By the New Deal era, groups of American Jewish civil servants, lawyers, philanthropists, educators and social scientists — anthropologists in particular — argued quite passionately and forcefully for Native American rights, cultural pluralism, limited sovereignty, and religious pluralism. There were a handful of influential Jews who helped shape the “Indian New Deal” under John Collier during the Roosevelt administration.
In 1973, over 500 Native American activists were jailed after Oglala Lakota members of the American Indian Movement occupied Wounded Knee, a town in South Dakota’s Pine Ridge Reservation. The majority of the lawyers who assisted those who were arrested were Jewish.
Today the Coushatta Tribe of Louisiana enjoys close ties with Israel. The nation even celebrates Israel’s Independence Day as a national Coushatta holiday. Like many other Native Americans, the Coushatta nation has said it feels a close bond with the Jewish people since both have endured centuries of persecution, relocation and prejudice.
These are but a few instances where Jews and Jewish organizations have come together with Native Americans. But it took the pipeline to reignite some of that advocacy work, said Rabbi Jill Jacobs, executive director of T’ruah: The Rabbinic Call for Human Rights.
‘As a people, we understand the power of water’
For months Native Americans and their supporters have protested the pipeline, saying it would destroy sacred sites and contaminate the water supply. Both reasons had an impact on members of the Jewish community.
“We felt the issue resonated with many of our Jewish traditions. As a people, we understand the power of water — we just had a Torah portion when Isaac has to re-dig the wells which were blocked up by the Philistines,” Jacobs said.
“We as an organization also have a history of working on police violence and police brutality,” she continued. “So as Jews we were disturbed about the violence at the protest sites, about the firing water cannons on protesters in freezing temperatures and firing of rubber bullets. And we were deeply disturbed by the potential destruction of sacred sites and sacred cemeteries.
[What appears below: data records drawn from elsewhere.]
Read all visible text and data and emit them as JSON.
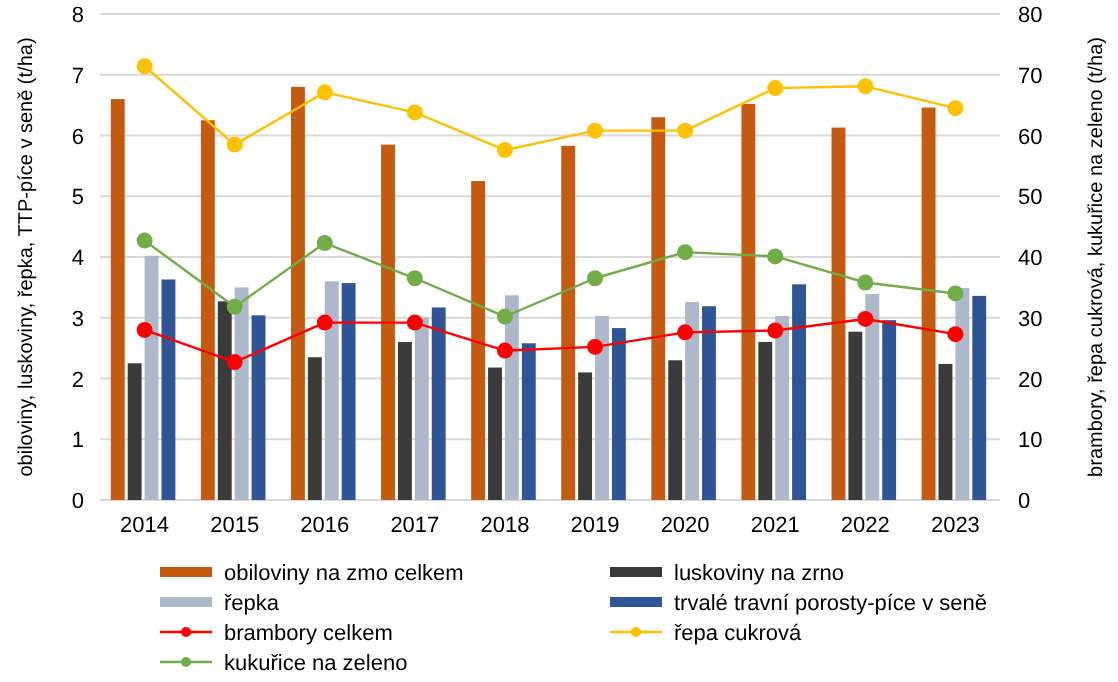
{
  "chart_data": {
    "type": "bar",
    "categories": [
      "2014",
      "2015",
      "2016",
      "2017",
      "2018",
      "2019",
      "2020",
      "2021",
      "2022",
      "2023"
    ],
    "ylabel": "obiloviny, luskoviny, řepka, TTP-píce  v seně (t/ha)",
    "y2label": "brambory, řepa cukrová, kukuřice na zeleno (t/ha)",
    "ylim": [
      0,
      8
    ],
    "yticks": [
      0,
      1,
      2,
      3,
      4,
      5,
      6,
      7,
      8
    ],
    "y2lim": [
      0,
      80
    ],
    "y2ticks": [
      0,
      10,
      20,
      30,
      40,
      50,
      60,
      70,
      80
    ],
    "grid": "y",
    "legend": "bottom",
    "series": [
      {
        "name": "obiloviny na zmo celkem",
        "color": "#c55a11",
        "values": [
          6.6,
          6.25,
          6.8,
          5.85,
          5.25,
          5.83,
          6.3,
          6.52,
          6.13,
          6.46
        ]
      },
      {
        "name": "luskoviny na zrno",
        "color": "#3a3a3a",
        "values": [
          2.25,
          3.27,
          2.35,
          2.6,
          2.18,
          2.1,
          2.3,
          2.6,
          2.77,
          2.24
        ]
      },
      {
        "name": "řepka",
        "color": "#adb9ca",
        "values": [
          4.02,
          3.5,
          3.6,
          3.0,
          3.37,
          3.03,
          3.26,
          3.03,
          3.39,
          3.49
        ]
      },
      {
        "name": "trvalé travní porosty-píce v seně",
        "color": "#2f5597",
        "values": [
          3.63,
          3.04,
          3.57,
          3.17,
          2.58,
          2.83,
          3.19,
          3.55,
          2.96,
          3.36
        ]
      },
      {
        "name": "brambory celkem",
        "type": "line",
        "axis": "y2",
        "marker": "circle",
        "color": "#ff0000",
        "values": [
          28,
          22.7,
          29.2,
          29.2,
          24.6,
          25.2,
          27.6,
          27.9,
          29.8,
          27.3
        ]
      },
      {
        "name": "řepa cukrová",
        "type": "line",
        "axis": "y2",
        "marker": "circle",
        "color": "#ffc000",
        "values": [
          71.4,
          58.5,
          67.1,
          63.8,
          57.6,
          60.8,
          60.8,
          67.8,
          68.1,
          64.5
        ]
      },
      {
        "name": "kukuřice na zeleno",
        "type": "line",
        "axis": "y2",
        "marker": "circle",
        "color": "#70ad47",
        "values": [
          42.7,
          31.8,
          42.3,
          36.5,
          30.2,
          36.5,
          40.8,
          40.1,
          35.8,
          34
        ]
      }
    ]
  }
}
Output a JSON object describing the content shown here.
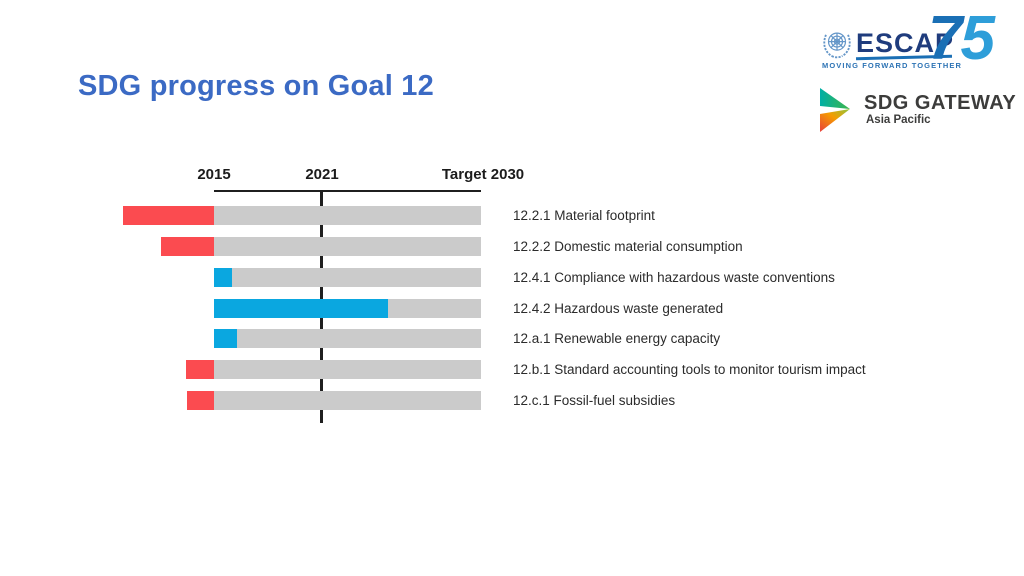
{
  "slide": {
    "title": "SDG progress on Goal 12",
    "title_color": "#3B6AC4"
  },
  "logos": {
    "escap": {
      "name": "ESCAP",
      "number_7": "7",
      "number_5": "5",
      "tagline": "MOVING FORWARD TOGETHER",
      "un_emblem_icon": "un-emblem-icon",
      "wordmark_color": "#1F3C7D",
      "accent_color": "#1A6FB5"
    },
    "sdg_gateway": {
      "title": "SDG GATEWAY",
      "subtitle": "Asia Pacific",
      "icon": "gateway-chevron-icon",
      "icon_colors": [
        "#00AFA5",
        "#3DB54A",
        "#E8403C",
        "#F59C00"
      ]
    }
  },
  "chart_data": {
    "type": "bar",
    "orientation": "horizontal",
    "title": "",
    "xlabel": "",
    "ylabel": "",
    "axis": {
      "ticks": [
        {
          "label": "2015",
          "year": 2015
        },
        {
          "label": "2021",
          "year": 2021
        },
        {
          "label": "Target 2030",
          "year": 2030
        }
      ],
      "range_years": [
        2015,
        2030
      ],
      "current_year_marker": 2021,
      "grid": false,
      "legend": "none"
    },
    "colors": {
      "track": "#CBCBCB",
      "progress": "#0AA7E0",
      "regression": "#FB4B50",
      "axis_line": "#1F1F1F"
    },
    "rows": [
      {
        "label": "12.2.1 Material footprint",
        "direction": "regression",
        "value_years": -5.1
      },
      {
        "label": "12.2.2 Domestic material consumption",
        "direction": "regression",
        "value_years": -3.0
      },
      {
        "label": "12.4.1 Compliance with hazardous waste conventions",
        "direction": "progress",
        "value_years": 1.0
      },
      {
        "label": "12.4.2 Hazardous waste generated",
        "direction": "progress",
        "value_years": 9.8
      },
      {
        "label": "12.a.1 Renewable energy capacity",
        "direction": "progress",
        "value_years": 1.3
      },
      {
        "label": "12.b.1 Standard accounting tools to monitor tourism impact",
        "direction": "regression",
        "value_years": -1.6
      },
      {
        "label": "12.c.1 Fossil-fuel subsidies",
        "direction": "regression",
        "value_years": -1.5
      }
    ]
  }
}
As Jews, we are painfully aware of what that means.”
Similarly, the Central Conference of American Rabbis, which opposed the pipeline, has repeatedly called for climate justice. The organization has long supported the rights of Native American Indians, and particularly expressed sensitivity for their burial sites.
Whether the story of Standing Rock heralds a new chapter in Jewish-Native American cooperation remains to be seen. Many other tribes across the country are trying to fend off development projects deemed harmful to the environment or which threaten to destroy sacred land.
Demographics are part of the reason Jewish involvement in Native American rights hasn’t been constant, Pesner said. Historically RAC gets most involved where large concentrations of Jews live among and near other minority populations.
“There just aren’t robust Jewish communities near many of the reservations. That’s not to say we won’t engage,” Pesner said. “The election has compelled Jews to become much more engaged in civil rights. We know we are going to be tested more, all of it is taking on a deeper sense of urgency.”
York University’s Koffman agreed that going forward it’s not a question of if, but how, Jewish groups will get involved.
“I don’t think this is a one-time thing. The Reform Action Committee [Center]– and many other Jewish organizations large and small, religious and secular, including schools, synagogues, Zionist groups, etc. have been working on a variety of Native American issues in solidarity for about 15 years in Canada and the US,” Koffman said. “[They’ve been involved in] statements, programs, dialogue groups around ideas of sacred land and language, around history of persecution and suffering, resistance and cultural renaissance.”